И пока Братилов попадал с ведрами к дому, обильно оплескивая брюки родниковой водою, он всю дорогу тупо повторял эти знаткие, ворожейные слова, как заклинание: «Смерть надо покрывать жизнью. Смерть надо покрыть жизнью. Смерть надо повенчать жизнью». И он не удивился, когда, открыв в боковушку дверь, увидал посреди комнаты белого зверька, сложившего на груди мохнатые, с черными кружавчиками лапки. Нет, то не была горносталька, – та длинненькая, перетянутая, с карандаш; и не крыса с умным, проникающим сквозь, презрительным взглядом; и не кошечка с зелеными бесстыдными глазищами. Неведомая зверушка стояла столбиком на задних лапах, а передними то ли отдавала команду невидимому, но всюду проникающему миру, иль молилась своим неведомым богам. Увидев Братилова, зверушка прыгнула к подпечку, где хранились ухваты, и осталась за нею лишь мерцающая в воздухе струистая полоска алмазной пыли. Хозяин ли то был, зазевавшийся домовушка, вдруг явившийся взору художника? иль странный сожитель, квартирант, пришедший из лесу на временное житье и застрявший в нем навсегда? иль голодный прошак, забредший за хлебенной коркой и оставшийся рядом с бобылем, чтобы разбавить его тоску и скуку? Но удивительно, что именно в годы разладицы и разрухи все жители мира зазеркального вдруг вернулись на землю, чтобы замутить разум и лишить его простоты. Все эти обавники, знахари, ведьмы, и колдуны, и чаровники притащили за собою всяких кикимор, и чертушек, и берегинь, и русальниц, баннушек и хозяйнушек, чтобы своим присутствием скрепить порвавшуюся нить между жизнью прежней и новой. Все соединилось за какие-то дни – и западня, внезапное улово посреди ровного места на хожалой тропе, и ворожейное слово бабы Мани, и неведомая скотинешка из нижнего мира.

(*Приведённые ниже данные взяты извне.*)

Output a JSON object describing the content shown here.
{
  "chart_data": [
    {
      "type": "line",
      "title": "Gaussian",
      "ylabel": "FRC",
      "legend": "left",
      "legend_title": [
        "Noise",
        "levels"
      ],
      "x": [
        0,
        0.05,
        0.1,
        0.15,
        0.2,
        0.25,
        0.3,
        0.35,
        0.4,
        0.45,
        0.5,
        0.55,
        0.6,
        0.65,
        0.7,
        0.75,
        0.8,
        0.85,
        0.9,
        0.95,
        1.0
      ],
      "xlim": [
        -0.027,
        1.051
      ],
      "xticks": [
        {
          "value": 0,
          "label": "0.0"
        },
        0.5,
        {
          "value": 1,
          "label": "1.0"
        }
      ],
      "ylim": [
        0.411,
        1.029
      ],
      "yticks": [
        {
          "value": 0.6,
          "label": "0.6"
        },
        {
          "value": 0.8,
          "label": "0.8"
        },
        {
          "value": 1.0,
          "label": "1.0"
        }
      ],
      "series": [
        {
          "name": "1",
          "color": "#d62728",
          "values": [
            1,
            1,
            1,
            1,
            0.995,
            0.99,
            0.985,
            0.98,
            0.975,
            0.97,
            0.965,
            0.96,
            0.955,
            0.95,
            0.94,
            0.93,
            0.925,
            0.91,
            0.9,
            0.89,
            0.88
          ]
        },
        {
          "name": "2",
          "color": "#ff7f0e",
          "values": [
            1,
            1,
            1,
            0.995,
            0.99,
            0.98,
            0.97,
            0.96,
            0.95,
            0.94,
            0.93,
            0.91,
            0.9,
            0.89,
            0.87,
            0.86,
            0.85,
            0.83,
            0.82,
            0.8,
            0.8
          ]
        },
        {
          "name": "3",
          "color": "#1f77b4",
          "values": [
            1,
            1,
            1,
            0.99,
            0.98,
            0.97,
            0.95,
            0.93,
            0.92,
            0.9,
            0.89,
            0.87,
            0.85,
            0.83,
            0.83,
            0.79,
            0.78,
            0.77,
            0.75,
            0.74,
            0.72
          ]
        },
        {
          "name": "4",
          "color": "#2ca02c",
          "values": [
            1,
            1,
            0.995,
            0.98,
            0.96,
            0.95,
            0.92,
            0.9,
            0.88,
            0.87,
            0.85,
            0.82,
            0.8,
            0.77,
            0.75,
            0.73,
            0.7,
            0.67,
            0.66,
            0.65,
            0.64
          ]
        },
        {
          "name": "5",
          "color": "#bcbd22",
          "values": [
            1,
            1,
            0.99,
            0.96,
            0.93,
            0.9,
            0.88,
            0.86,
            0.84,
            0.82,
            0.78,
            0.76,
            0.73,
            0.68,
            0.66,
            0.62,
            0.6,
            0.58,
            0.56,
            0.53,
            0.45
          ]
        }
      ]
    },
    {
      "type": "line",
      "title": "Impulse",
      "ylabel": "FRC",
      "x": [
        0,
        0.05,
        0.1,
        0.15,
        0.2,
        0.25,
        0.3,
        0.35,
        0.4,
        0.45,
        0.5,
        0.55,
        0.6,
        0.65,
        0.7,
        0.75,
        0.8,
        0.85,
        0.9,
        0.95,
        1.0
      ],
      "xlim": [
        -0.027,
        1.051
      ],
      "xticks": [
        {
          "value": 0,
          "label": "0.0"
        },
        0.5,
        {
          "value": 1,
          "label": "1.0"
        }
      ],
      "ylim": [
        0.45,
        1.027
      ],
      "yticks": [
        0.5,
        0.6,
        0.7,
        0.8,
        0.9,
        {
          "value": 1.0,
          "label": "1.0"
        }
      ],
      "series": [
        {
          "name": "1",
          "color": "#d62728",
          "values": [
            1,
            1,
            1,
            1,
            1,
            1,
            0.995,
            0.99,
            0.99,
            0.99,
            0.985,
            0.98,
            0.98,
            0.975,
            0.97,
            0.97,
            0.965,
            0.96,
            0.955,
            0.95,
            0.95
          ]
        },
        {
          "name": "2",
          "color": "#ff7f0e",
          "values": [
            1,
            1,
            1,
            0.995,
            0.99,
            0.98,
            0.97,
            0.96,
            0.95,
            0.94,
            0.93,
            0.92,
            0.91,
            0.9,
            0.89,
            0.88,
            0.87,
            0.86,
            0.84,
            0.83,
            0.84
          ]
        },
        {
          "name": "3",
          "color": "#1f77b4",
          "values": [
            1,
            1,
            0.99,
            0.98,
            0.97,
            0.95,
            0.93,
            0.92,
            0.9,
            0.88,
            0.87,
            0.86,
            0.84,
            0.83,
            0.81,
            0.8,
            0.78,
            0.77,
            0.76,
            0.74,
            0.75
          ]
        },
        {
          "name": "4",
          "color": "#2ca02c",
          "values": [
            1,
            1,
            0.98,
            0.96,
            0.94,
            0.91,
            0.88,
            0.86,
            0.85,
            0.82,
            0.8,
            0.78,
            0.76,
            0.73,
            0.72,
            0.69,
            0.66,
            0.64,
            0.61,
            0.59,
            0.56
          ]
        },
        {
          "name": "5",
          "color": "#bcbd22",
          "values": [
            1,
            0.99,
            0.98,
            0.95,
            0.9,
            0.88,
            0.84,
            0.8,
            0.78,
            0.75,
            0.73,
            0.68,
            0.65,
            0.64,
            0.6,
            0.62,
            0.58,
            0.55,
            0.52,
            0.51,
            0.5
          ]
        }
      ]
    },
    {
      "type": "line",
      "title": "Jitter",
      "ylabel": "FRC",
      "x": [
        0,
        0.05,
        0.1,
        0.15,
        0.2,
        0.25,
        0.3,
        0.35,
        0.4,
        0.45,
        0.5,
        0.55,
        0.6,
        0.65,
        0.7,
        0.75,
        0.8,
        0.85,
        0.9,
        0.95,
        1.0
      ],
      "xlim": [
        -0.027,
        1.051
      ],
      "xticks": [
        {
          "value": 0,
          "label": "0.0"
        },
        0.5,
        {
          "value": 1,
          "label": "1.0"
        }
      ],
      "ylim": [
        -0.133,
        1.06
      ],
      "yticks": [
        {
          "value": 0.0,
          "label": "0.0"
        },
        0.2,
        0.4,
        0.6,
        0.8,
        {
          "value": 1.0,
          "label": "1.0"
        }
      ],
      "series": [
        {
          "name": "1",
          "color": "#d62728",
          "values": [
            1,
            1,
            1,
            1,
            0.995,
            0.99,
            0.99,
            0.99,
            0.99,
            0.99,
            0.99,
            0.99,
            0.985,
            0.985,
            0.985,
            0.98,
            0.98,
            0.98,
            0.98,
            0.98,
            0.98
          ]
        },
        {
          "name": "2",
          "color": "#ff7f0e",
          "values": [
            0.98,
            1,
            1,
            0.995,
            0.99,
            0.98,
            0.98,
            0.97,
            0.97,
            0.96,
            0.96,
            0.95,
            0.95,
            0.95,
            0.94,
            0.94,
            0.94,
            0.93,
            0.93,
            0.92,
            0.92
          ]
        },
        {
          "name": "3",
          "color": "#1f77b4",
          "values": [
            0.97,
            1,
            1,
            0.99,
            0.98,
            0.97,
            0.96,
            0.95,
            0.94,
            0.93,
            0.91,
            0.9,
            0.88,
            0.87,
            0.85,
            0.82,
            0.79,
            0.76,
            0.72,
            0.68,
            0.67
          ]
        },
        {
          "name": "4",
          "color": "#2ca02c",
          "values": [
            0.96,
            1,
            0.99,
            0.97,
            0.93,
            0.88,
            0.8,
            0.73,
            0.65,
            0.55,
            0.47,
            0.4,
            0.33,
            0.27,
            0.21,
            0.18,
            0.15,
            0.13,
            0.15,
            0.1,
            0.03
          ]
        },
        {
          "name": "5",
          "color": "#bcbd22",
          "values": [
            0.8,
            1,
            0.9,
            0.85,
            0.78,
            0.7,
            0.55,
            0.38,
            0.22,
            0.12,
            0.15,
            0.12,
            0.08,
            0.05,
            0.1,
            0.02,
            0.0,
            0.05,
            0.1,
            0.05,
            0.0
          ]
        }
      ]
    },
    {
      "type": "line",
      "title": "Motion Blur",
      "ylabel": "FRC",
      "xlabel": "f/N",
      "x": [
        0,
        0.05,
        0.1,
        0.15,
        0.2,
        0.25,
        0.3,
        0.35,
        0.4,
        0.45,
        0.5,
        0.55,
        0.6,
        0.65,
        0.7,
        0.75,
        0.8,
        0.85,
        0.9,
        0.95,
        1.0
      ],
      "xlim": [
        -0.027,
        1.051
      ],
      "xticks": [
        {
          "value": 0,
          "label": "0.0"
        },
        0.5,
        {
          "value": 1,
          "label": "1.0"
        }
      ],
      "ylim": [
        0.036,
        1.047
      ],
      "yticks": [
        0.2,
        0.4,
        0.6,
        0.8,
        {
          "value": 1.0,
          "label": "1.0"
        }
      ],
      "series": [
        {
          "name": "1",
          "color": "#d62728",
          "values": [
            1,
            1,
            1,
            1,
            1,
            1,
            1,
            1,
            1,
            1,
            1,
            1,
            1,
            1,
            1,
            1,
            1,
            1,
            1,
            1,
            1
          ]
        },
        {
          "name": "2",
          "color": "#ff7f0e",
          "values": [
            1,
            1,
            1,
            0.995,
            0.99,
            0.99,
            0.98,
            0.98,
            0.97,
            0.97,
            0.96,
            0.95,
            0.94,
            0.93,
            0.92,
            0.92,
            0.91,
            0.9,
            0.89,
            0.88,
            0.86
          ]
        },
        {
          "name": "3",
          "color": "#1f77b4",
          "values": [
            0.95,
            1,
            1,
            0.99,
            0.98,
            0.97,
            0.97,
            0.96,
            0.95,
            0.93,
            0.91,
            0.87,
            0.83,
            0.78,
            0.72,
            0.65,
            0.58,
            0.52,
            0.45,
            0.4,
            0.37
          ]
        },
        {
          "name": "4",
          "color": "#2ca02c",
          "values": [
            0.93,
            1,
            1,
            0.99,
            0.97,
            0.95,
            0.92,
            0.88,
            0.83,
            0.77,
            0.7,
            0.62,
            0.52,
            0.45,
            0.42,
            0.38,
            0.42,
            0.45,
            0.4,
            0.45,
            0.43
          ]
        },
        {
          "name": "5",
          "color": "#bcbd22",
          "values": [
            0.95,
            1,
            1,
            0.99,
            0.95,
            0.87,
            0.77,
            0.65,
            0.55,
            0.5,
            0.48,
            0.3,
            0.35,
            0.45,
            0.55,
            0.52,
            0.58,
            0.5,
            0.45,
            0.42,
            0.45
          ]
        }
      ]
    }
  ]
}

Братилов встал на колени, пошуровал ухватом в подпечке, посветил фонарем, но ничего, кроме тлена и разора, не увидал в дыре: ни проточины, ни норы, ни тайного пролаза, словно бы неведомая зверушка утянулась прочь сквозь толстые плахи, из которых и был сбит подпечный ящик. Тогда Братилов выбежал из дома, чтобы на воле настичь пришлеца, но того и след простыл. Незваный гость выткался из неведомого мира, из Зазеркалья, и снова навсегда пропал? иль затаился в глухом углу, чтобы являться по ночам, завивать волос в кудрю, сбивать в ком простынку иль щекотать пятки? А может, всегда жил в схоронке и только нынче зазевался и вовремя не унес ноги? Братилов обошел свою боковушку, осмотрел, как надзиратель, подопечную камеру; бобылий угол уже почти встал на колени, смирился с подневольной участью, и, братцы, сколько же здесь обнаружилось вдруг мышиных троп, крысиных прогрызов и скрадов; тут и лисе впору ходить на ночевую иль гоститься, если бы торчал рядом курятник и было кормилище. Нижний венец изъела ржа, опорные стулки издрябли и покрылись пеною; и только сейчас понял Братилов неизбежность конца, и как скоро, оказывается, он подпирает, этот исход, как упрямо подталкивает под подушки, чтобы человек не упирался на миру и вместе со своим убогим житьишком убирался прочь с земли.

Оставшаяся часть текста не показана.